In [None]:
!pip install datasets librosa torchaudio transformers lightgbm xgboost scikit-learn numpy pandas tqdm

In [None]:
import numpy as np
import pandas as pd
import librosa
import torch
import lightgbm as lgb
import xgboost as xgb
from tqdm import tqdm
from datasets import load_dataset
from sklearn.preprocessing import StandardScaler
from transformers import Wav2Vec2Model, Wav2Vec2FeatureExtractor
from scipy.special import softmax

In [None]:
dataset = load_dataset("SherryT997/IndicTTS-Deepfake-Challenge-Data")
train_data = dataset["train"]
test_data = dataset["test"]

In [None]:
def extract_mel_spectrogram(audio_array, sr):
    mel_spec = librosa.feature.melspectrogram(y=np.array(audio_array), sr=sr, n_mels=128, fmax=8000)
    return librosa.power_to_db(mel_spec, ref=np.max).mean(axis=1)

In [None]:
# Extract mel-spectrogram features from training data
X, y = [], []
for sample in tqdm(train_data, desc="Extracting mel features (train)"):
    X.append(extract_mel_spectrogram(sample['audio']['array'], sample['audio']['sampling_rate']))
    y.append(sample['is_tts'])
X = np.array(X)
y = np.array(y)

# Extract mel-spectrogram features from test data
X_test = []
test_ids = []
for sample in tqdm(test_data, desc="Extracting mel features (test)"):
    X_test.append(extract_mel_spectrogram(sample['audio']['array'], sample['audio']['sampling_rate']))
    test_ids.append(sample['id'])
X_test = np.array(X_test)

In [None]:
# LightGBM model on mel-spectrogram features
lgb_model = lgb.LGBMClassifier(n_estimators=500, learning_rate=0.05, max_depth=7)
lgb_model.fit(X, y)
lgb_train_preds = lgb_model.predict_proba(X)[:, 1]
lgb_test_preds = lgb_model.predict_proba(X_test)[:, 1]

# XGBoost model on mel-spectrogram features
xgb_model = xgb.XGBClassifier(n_estimators=500, learning_rate=0.05, max_depth=7, eval_metric='logloss')
xgb_model.fit(X, y)
xgb_train_preds = xgb_model.predict_proba(X)[:, 1]
xgb_test_preds = xgb_model.predict_proba(X_test)[:, 1]

device = torch.device("cuda" if torch.cuda.is_available() else "cpu")
print(f"Using device: {device}")

feature_extractor = Wav2Vec2FeatureExtractor.from_pretrained("facebook/wav2vec2-base-960h")
wav2vec_model = Wav2Vec2Model.from_pretrained("facebook/wav2vec2-base-960h").to(device)

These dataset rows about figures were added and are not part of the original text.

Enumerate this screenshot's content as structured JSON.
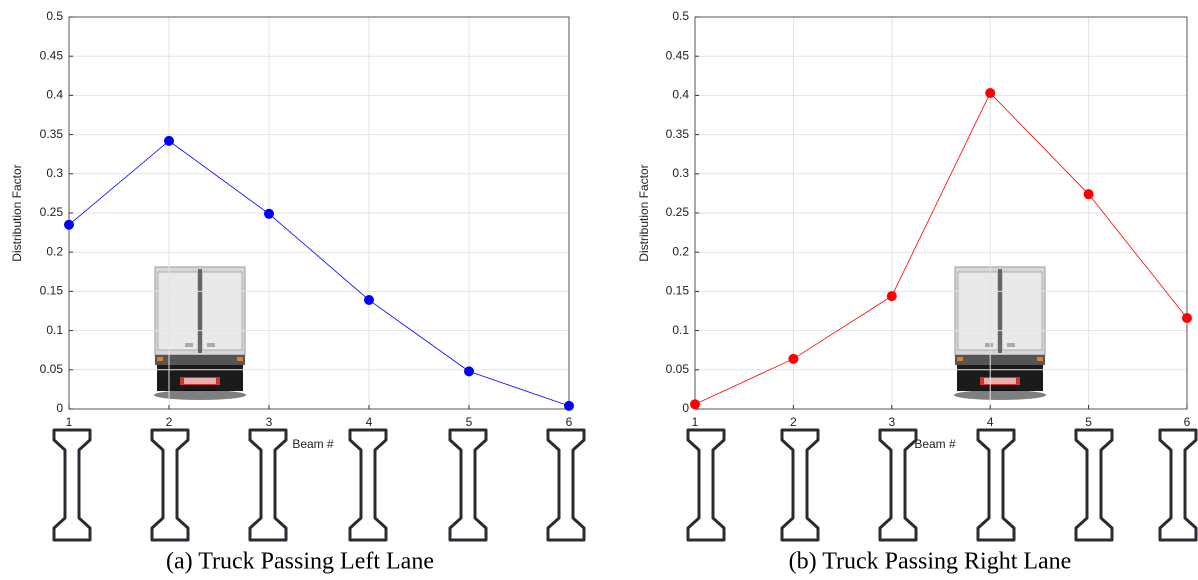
{
  "chart_data": [
    {
      "type": "line",
      "caption": "(a) Truck Passing Left Lane",
      "y_label": "Distribution Factor",
      "x_label": "Beam #",
      "x": [
        1,
        2,
        3,
        4,
        5,
        6
      ],
      "series": [
        {
          "color": "#0000ff",
          "values": [
            0.235,
            0.342,
            0.249,
            0.139,
            0.048,
            0.004
          ]
        }
      ],
      "xlim": [
        1,
        6
      ],
      "xticks": [
        1,
        2,
        3,
        4,
        5,
        6
      ],
      "ylim": [
        0,
        0.5
      ],
      "yticks": [
        0,
        0.05,
        0.1,
        0.15,
        0.2,
        0.25,
        0.3,
        0.35,
        0.4,
        0.45,
        0.5
      ],
      "grid": true
    },
    {
      "type": "line",
      "caption": "(b) Truck Passing Right Lane",
      "y_label": "Distribution Factor",
      "x_label": "Beam #",
      "x": [
        1,
        2,
        3,
        4,
        5,
        6
      ],
      "series": [
        {
          "color": "#ff0000",
          "values": [
            0.006,
            0.064,
            0.144,
            0.403,
            0.274,
            0.116
          ]
        }
      ],
      "xlim": [
        1,
        6
      ],
      "xticks": [
        1,
        2,
        3,
        4,
        5,
        6
      ],
      "ylim": [
        0,
        0.5
      ],
      "yticks": [
        0,
        0.05,
        0.1,
        0.15,
        0.2,
        0.25,
        0.3,
        0.35,
        0.4,
        0.45,
        0.5
      ],
      "grid": true
    }
  ]
}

def extract_wav2vec_features(data, desc="Extracting Wav2Vec2 features"):
    """Extracts Wav2Vec2 embeddings for each sample in the data."""
    features = []
    for sample in tqdm(data, desc=desc):
        waveform = torch.tensor(sample['audio']['array']).to(device)
        waveform = waveform.unsqueeze(0)  # Add batch dimension

        inputs = feature_extractor(
            waveform.cpu().numpy(),  # Feature extractor accepts numpy arrays
            return_tensors="pt",
            sampling_rate=sample['audio']['sampling_rate']
        )

        # Move inputs to GPU if available
        for key in inputs:
            inputs[key] = inputs[key].to(device)

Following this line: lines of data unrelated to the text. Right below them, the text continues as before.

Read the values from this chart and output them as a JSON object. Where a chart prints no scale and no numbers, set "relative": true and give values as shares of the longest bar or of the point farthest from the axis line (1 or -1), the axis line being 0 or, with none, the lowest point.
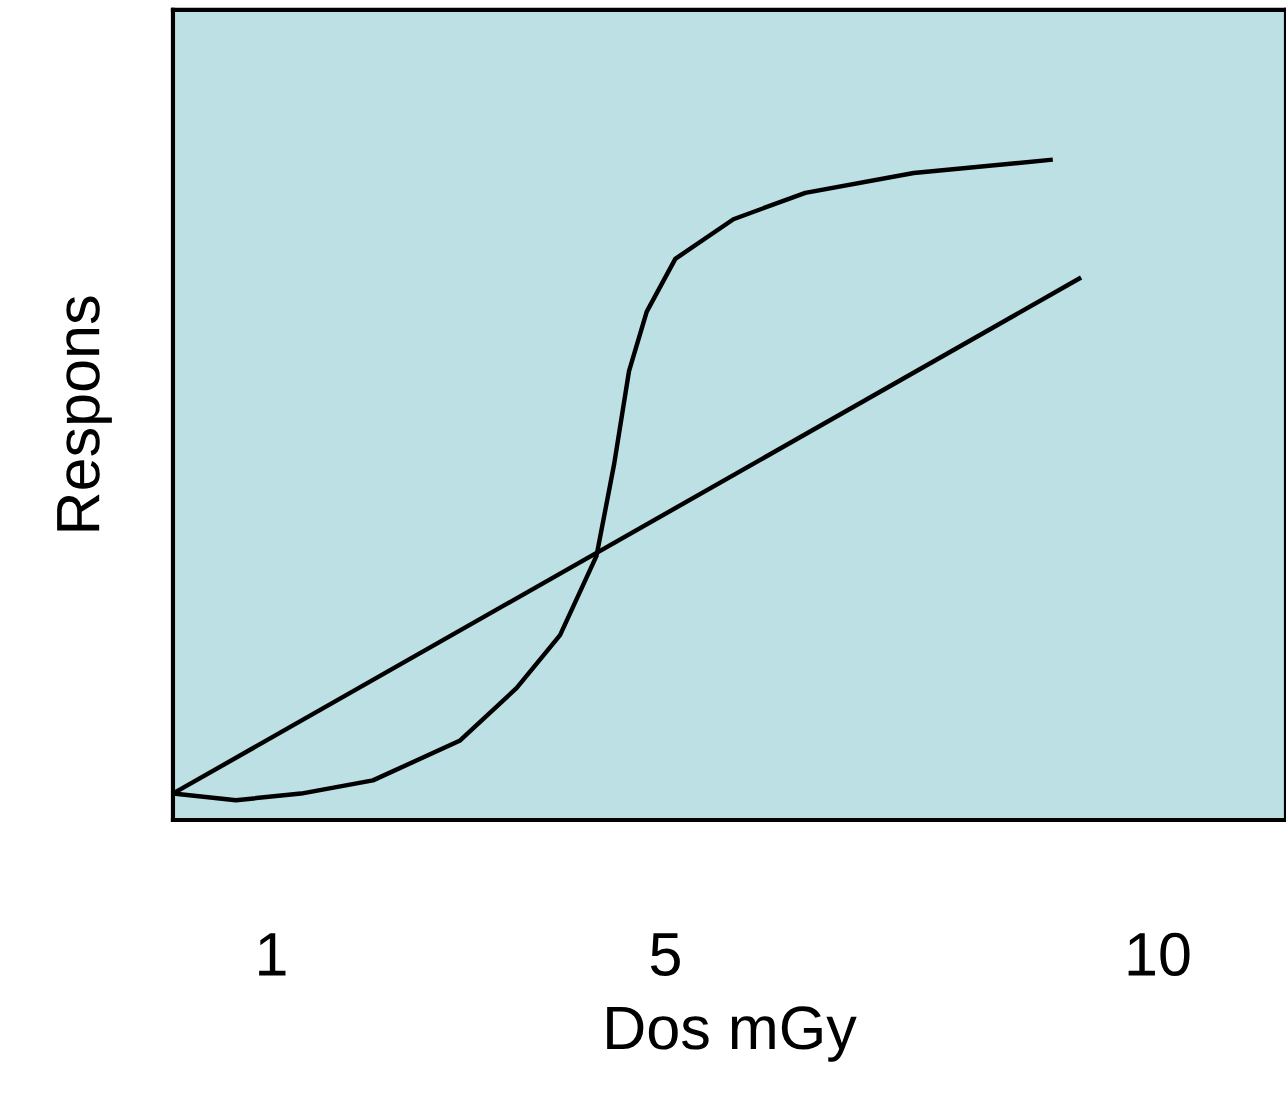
{
  "chart_data": {
    "type": "line",
    "relative": true,
    "xlabel": "Dos mGy",
    "ylabel": "Respons",
    "xlim": [
      0,
      11.3
    ],
    "xticks": [
      1,
      5,
      10
    ],
    "grid": false,
    "legend": false,
    "marker": "none",
    "line_style": "solid",
    "series": [
      {
        "color": "#000000",
        "x": [
          0,
          0.64,
          1.3,
          2.03,
          2.91,
          3.49,
          3.93,
          4.3,
          4.48,
          4.63,
          4.81,
          5.1,
          5.69,
          6.42,
          7.52,
          8.91
        ],
        "values": [
          0.04,
          0.03,
          0.04,
          0.06,
          0.12,
          0.2,
          0.28,
          0.4,
          0.54,
          0.68,
          0.77,
          0.85,
          0.91,
          0.95,
          0.98,
          1.0
        ]
      },
      {
        "color": "#000000",
        "x": [
          0,
          9.2
        ],
        "values": [
          0.04,
          0.82
        ]
      }
    ]
  }
}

        with torch.no_grad():
            # Take the mean of the last hidden state as embedding
            embeddings = wav2vec_model(**inputs).last_hidden_state.mean(dim=1).squeeze().cpu().numpy()
        features.append(embeddings)
    return np.array(features)

# Extract Wav2Vec2 embeddings for train and test datasets
wav2vec_features_train = extract_wav2vec_features(train_data, desc="Extracting Wav2Vec2 features (train)")
wav2vec_features_test  = extract_wav2vec_features(test_data,  desc="Extracting Wav2Vec2 features (test)")

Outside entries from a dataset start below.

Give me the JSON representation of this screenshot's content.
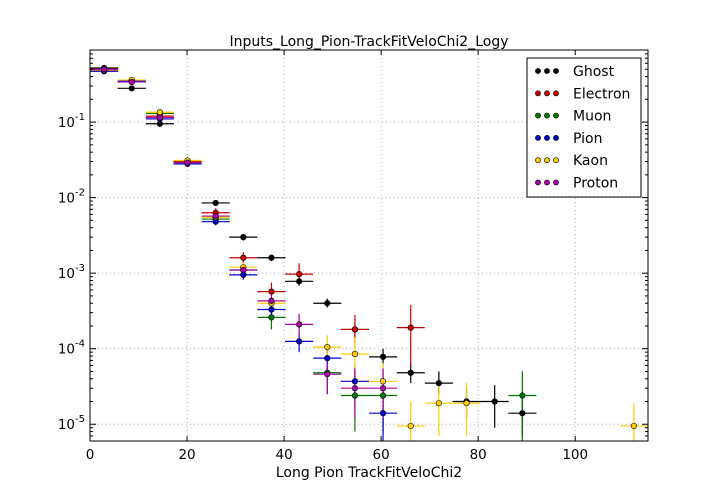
{
  "chart_data": {
    "type": "scatter",
    "title": "Inputs_Long_Pion-TrackFitVeloChi2_Logy",
    "xlabel": "Long Pion TrackFitVeloChi2",
    "ylabel": "",
    "xscale": "linear",
    "yscale": "log",
    "xlim": [
      0,
      115
    ],
    "ylim": [
      6e-06,
      0.9
    ],
    "grid": true,
    "legend_position": "top-right",
    "x_ticks": [
      0,
      20,
      40,
      60,
      80,
      100
    ],
    "x_tick_labels": [
      "0",
      "20",
      "40",
      "60",
      "80",
      "100"
    ],
    "y_ticks": [
      1e-05,
      0.0001,
      0.001,
      0.01,
      0.1
    ],
    "y_tick_labels": [
      {
        "base": "10",
        "exp": "-5"
      },
      {
        "base": "10",
        "exp": "-4"
      },
      {
        "base": "10",
        "exp": "-3"
      },
      {
        "base": "10",
        "exp": "-2"
      },
      {
        "base": "10",
        "exp": "-1"
      }
    ],
    "bin_half_width": 2.9,
    "series": [
      {
        "name": "Ghost",
        "color": "#000000",
        "points": [
          {
            "x": 2.9,
            "y": 0.52,
            "lo": 0.47,
            "hi": 0.57
          },
          {
            "x": 8.6,
            "y": 0.28,
            "lo": 0.26,
            "hi": 0.3
          },
          {
            "x": 14.4,
            "y": 0.095,
            "lo": 0.088,
            "hi": 0.102
          },
          {
            "x": 20.1,
            "y": 0.03,
            "lo": 0.028,
            "hi": 0.032
          },
          {
            "x": 25.9,
            "y": 0.0085,
            "lo": 0.0078,
            "hi": 0.0093
          },
          {
            "x": 31.6,
            "y": 0.003,
            "lo": 0.0027,
            "hi": 0.0033
          },
          {
            "x": 37.4,
            "y": 0.0016,
            "lo": 0.00145,
            "hi": 0.00175
          },
          {
            "x": 43.1,
            "y": 0.00078,
            "lo": 0.00068,
            "hi": 0.0009
          },
          {
            "x": 48.9,
            "y": 0.0004,
            "lo": 0.00035,
            "hi": 0.00046
          },
          {
            "x": 54.6,
            "y": 0.00018,
            "lo": 0.00015,
            "hi": 0.00022
          },
          {
            "x": 60.4,
            "y": 7.8e-05,
            "lo": 6e-05,
            "hi": 0.0001
          },
          {
            "x": 66.1,
            "y": 4.8e-05,
            "lo": 3.5e-05,
            "hi": 6.5e-05
          },
          {
            "x": 71.9,
            "y": 3.5e-05,
            "lo": 2.5e-05,
            "hi": 5e-05
          },
          {
            "x": 77.6,
            "y": 2e-05,
            "lo": 1.2e-05,
            "hi": 3e-05
          },
          {
            "x": 83.4,
            "y": 2e-05,
            "lo": 9e-06,
            "hi": 3.3e-05
          },
          {
            "x": 89.1,
            "y": 1.4e-05,
            "lo": 7e-06,
            "hi": 2.2e-05
          }
        ]
      },
      {
        "name": "Electron",
        "color": "#cc0000",
        "points": [
          {
            "x": 2.9,
            "y": 0.48,
            "lo": 0.45,
            "hi": 0.51
          },
          {
            "x": 8.6,
            "y": 0.34,
            "lo": 0.32,
            "hi": 0.36
          },
          {
            "x": 14.4,
            "y": 0.12,
            "lo": 0.11,
            "hi": 0.13
          },
          {
            "x": 20.1,
            "y": 0.03,
            "lo": 0.028,
            "hi": 0.032
          },
          {
            "x": 25.9,
            "y": 0.0063,
            "lo": 0.0055,
            "hi": 0.0072
          },
          {
            "x": 31.6,
            "y": 0.0016,
            "lo": 0.0013,
            "hi": 0.0019
          },
          {
            "x": 37.4,
            "y": 0.00057,
            "lo": 0.00042,
            "hi": 0.00075
          },
          {
            "x": 43.1,
            "y": 0.00097,
            "lo": 0.00072,
            "hi": 0.00135
          },
          {
            "x": 54.6,
            "y": 0.00018,
            "lo": 0.0001,
            "hi": 0.00028
          },
          {
            "x": 66.1,
            "y": 0.00019,
            "lo": 6e-05,
            "hi": 0.00038
          }
        ]
      },
      {
        "name": "Muon",
        "color": "#007700",
        "points": [
          {
            "x": 2.9,
            "y": 0.5,
            "lo": 0.46,
            "hi": 0.54
          },
          {
            "x": 8.6,
            "y": 0.35,
            "lo": 0.33,
            "hi": 0.37
          },
          {
            "x": 14.4,
            "y": 0.13,
            "lo": 0.12,
            "hi": 0.14
          },
          {
            "x": 20.1,
            "y": 0.029,
            "lo": 0.027,
            "hi": 0.031
          },
          {
            "x": 25.9,
            "y": 0.0052,
            "lo": 0.0046,
            "hi": 0.0058
          },
          {
            "x": 31.6,
            "y": 0.0011,
            "lo": 0.0009,
            "hi": 0.0013
          },
          {
            "x": 37.4,
            "y": 0.00026,
            "lo": 0.00018,
            "hi": 0.00036
          },
          {
            "x": 48.9,
            "y": 4.8e-05,
            "lo": 2.5e-05,
            "hi": 8e-05
          },
          {
            "x": 54.6,
            "y": 2.4e-05,
            "lo": 8e-06,
            "hi": 5e-05
          },
          {
            "x": 60.4,
            "y": 2.4e-05,
            "lo": 8e-06,
            "hi": 5e-05
          },
          {
            "x": 89.1,
            "y": 2.4e-05,
            "lo": 6e-06,
            "hi": 5e-05
          }
        ]
      },
      {
        "name": "Pion",
        "color": "#0000cc",
        "points": [
          {
            "x": 2.9,
            "y": 0.47,
            "lo": 0.44,
            "hi": 0.5
          },
          {
            "x": 8.6,
            "y": 0.35,
            "lo": 0.33,
            "hi": 0.37
          },
          {
            "x": 14.4,
            "y": 0.11,
            "lo": 0.102,
            "hi": 0.118
          },
          {
            "x": 20.1,
            "y": 0.028,
            "lo": 0.026,
            "hi": 0.03
          },
          {
            "x": 25.9,
            "y": 0.0048,
            "lo": 0.0043,
            "hi": 0.0054
          },
          {
            "x": 31.6,
            "y": 0.00095,
            "lo": 0.00082,
            "hi": 0.0011
          },
          {
            "x": 37.4,
            "y": 0.00033,
            "lo": 0.00026,
            "hi": 0.00042
          },
          {
            "x": 43.1,
            "y": 0.000125,
            "lo": 9e-05,
            "hi": 0.00016
          },
          {
            "x": 48.9,
            "y": 7.5e-05,
            "lo": 5e-05,
            "hi": 0.000105
          },
          {
            "x": 54.6,
            "y": 3.7e-05,
            "lo": 2e-05,
            "hi": 6e-05
          },
          {
            "x": 60.4,
            "y": 1.4e-05,
            "lo": 6e-06,
            "hi": 2.8e-05
          }
        ]
      },
      {
        "name": "Kaon",
        "color": "#ffcc00",
        "points": [
          {
            "x": 2.9,
            "y": 0.49,
            "lo": 0.46,
            "hi": 0.52
          },
          {
            "x": 8.6,
            "y": 0.36,
            "lo": 0.34,
            "hi": 0.38
          },
          {
            "x": 14.4,
            "y": 0.135,
            "lo": 0.125,
            "hi": 0.145
          },
          {
            "x": 20.1,
            "y": 0.031,
            "lo": 0.029,
            "hi": 0.033
          },
          {
            "x": 25.9,
            "y": 0.0055,
            "lo": 0.0049,
            "hi": 0.0062
          },
          {
            "x": 31.6,
            "y": 0.0012,
            "lo": 0.001,
            "hi": 0.0014
          },
          {
            "x": 37.4,
            "y": 0.0004,
            "lo": 0.00031,
            "hi": 0.0005
          },
          {
            "x": 48.9,
            "y": 0.000105,
            "lo": 7e-05,
            "hi": 0.00015
          },
          {
            "x": 54.6,
            "y": 8.5e-05,
            "lo": 4.5e-05,
            "hi": 0.00014
          },
          {
            "x": 60.4,
            "y": 3.7e-05,
            "lo": 1.5e-05,
            "hi": 6.5e-05
          },
          {
            "x": 66.1,
            "y": 9.5e-06,
            "lo": 4e-06,
            "hi": 2e-05
          },
          {
            "x": 71.9,
            "y": 1.9e-05,
            "lo": 7e-06,
            "hi": 3.5e-05
          },
          {
            "x": 77.6,
            "y": 1.9e-05,
            "lo": 7e-06,
            "hi": 3.5e-05
          },
          {
            "x": 112.1,
            "y": 9.5e-06,
            "lo": 4e-06,
            "hi": 1.9e-05
          }
        ]
      },
      {
        "name": "Proton",
        "color": "#aa00aa",
        "points": [
          {
            "x": 2.9,
            "y": 0.5,
            "lo": 0.47,
            "hi": 0.53
          },
          {
            "x": 8.6,
            "y": 0.34,
            "lo": 0.32,
            "hi": 0.36
          },
          {
            "x": 14.4,
            "y": 0.115,
            "lo": 0.107,
            "hi": 0.123
          },
          {
            "x": 20.1,
            "y": 0.029,
            "lo": 0.027,
            "hi": 0.031
          },
          {
            "x": 25.9,
            "y": 0.0057,
            "lo": 0.0051,
            "hi": 0.0064
          },
          {
            "x": 31.6,
            "y": 0.0011,
            "lo": 0.00095,
            "hi": 0.0013
          },
          {
            "x": 37.4,
            "y": 0.00043,
            "lo": 0.00034,
            "hi": 0.00055
          },
          {
            "x": 43.1,
            "y": 0.00021,
            "lo": 0.00015,
            "hi": 0.00029
          },
          {
            "x": 48.9,
            "y": 4.6e-05,
            "lo": 2.5e-05,
            "hi": 8e-05
          },
          {
            "x": 54.6,
            "y": 3e-05,
            "lo": 1.2e-05,
            "hi": 5.5e-05
          },
          {
            "x": 60.4,
            "y": 3e-05,
            "lo": 1.2e-05,
            "hi": 5.5e-05
          }
        ]
      }
    ]
  }
}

# For simplicity, take the mean of embeddings per sample (you can change this aggregation if needed)
wav2vec_train_preds = wav2vec_features_train.mean(axis=1)
wav2vec_test_preds = wav2vec_features_test.mean(axis=1)

In [None]:
stacked_train = np.vstack([lgb_train_preds, xgb_train_preds, wav2vec_train_preds]).T
stacked_test  = np.vstack([lgb_test_preds,  xgb_test_preds,  wav2vec_test_preds]).T

# Scale the stacked features
scaler = StandardScaler()
stacked_train_scaled = scaler.fit_transform(stacked_train)
stacked_test_scaled  = scaler.transform(stacked_test)

# Train meta-model using the stacked predictions from the training set
meta_model = lgb.LGBMClassifier(n_estimators=100, learning_rate=0.05)
meta_model.fit(stacked_train_scaled, y)

# Predict on the test set using the meta-model
raw_meta_preds = meta_model.predict_proba(stacked_test_scaled)
meta_preds = softmax(raw_meta_preds, axis=1)[:, 1]

In [None]:
submission = pd.DataFrame({"id": test_ids, "is_tts": meta_preds})
submission.to_csv("submission.csv", index=False)
print("Submission file saved: submission.csv")